The American Imperative: Reclaiming Our Democratic Foreign Policy

The most alarming dimension of Emanuel’s warning is its domestic component. The dramatic shift in American public opinion, particularly among the young, is a direct rebuke to a status quo that many see as inconsistent with American values. When a generation raised on ideals of equality, human rights, and anti-occupation movements looks at U.S. policy, they see a glaring contradiction. They see unwavering support for actions that result in immense civilian suffering and the entrenchment of apartheid-like conditions. This is not anti-Semitism; it is a principled demand for consistency.

The United States cannot champion a rules-based international order and democracy worldwide while bankrolling policies that systematically undermine those very concepts in one specific context. Our alliance with Israel must be rooted in a mutual commitment to democratic ideals, not in an inertia of unconditional aid. Emanuel is correct: this is an American problem. It strikes at the heart of who we are as a nation and what we stand for in the world.

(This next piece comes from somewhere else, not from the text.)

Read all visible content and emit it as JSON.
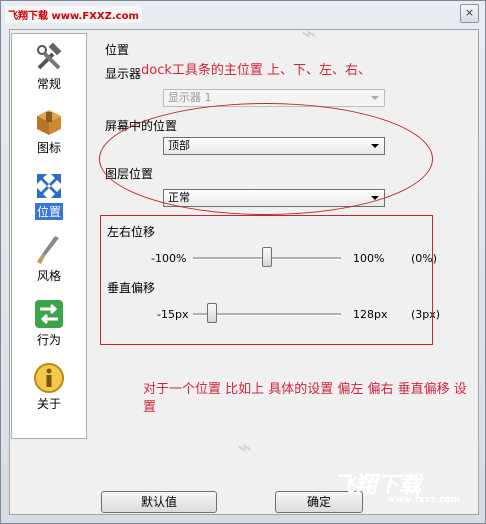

Conclusion: The Choice at the Crossroads

Rahm Emanuel has performed a vital service by stating the uncomfortable truths with raw honesty. The U.S.-Israel alliance is indeed at a crossroads. One path continues the current trajectory—more military aid without strings, more settlement expansion, more occupation, more cycles of violence, and increasing isolation for Israel and moral compromise for America. It is a path of managed decline for a partnership that was once a beacon of shared democratic purpose.

The other path is the one Emanuel outlines: a difficult, courageous turn toward a future where security is achieved through diplomacy and integration, not domination. It is a path that demands Israel choose to be a “start-up nation” known for Nobel Prizes and feeding the world, not just for its proficiency with F-35s. It demands America use its friendship to guide, not just enable.

The choice is clear. As defenders of democracy and liberty, we must advocate fiercely for the second path. The time for euphemism and quiet diplomacy is over. The alliance, and the principles it was meant to uphold, depend on the courage to change course. The warning has been delivered. Now, we must act.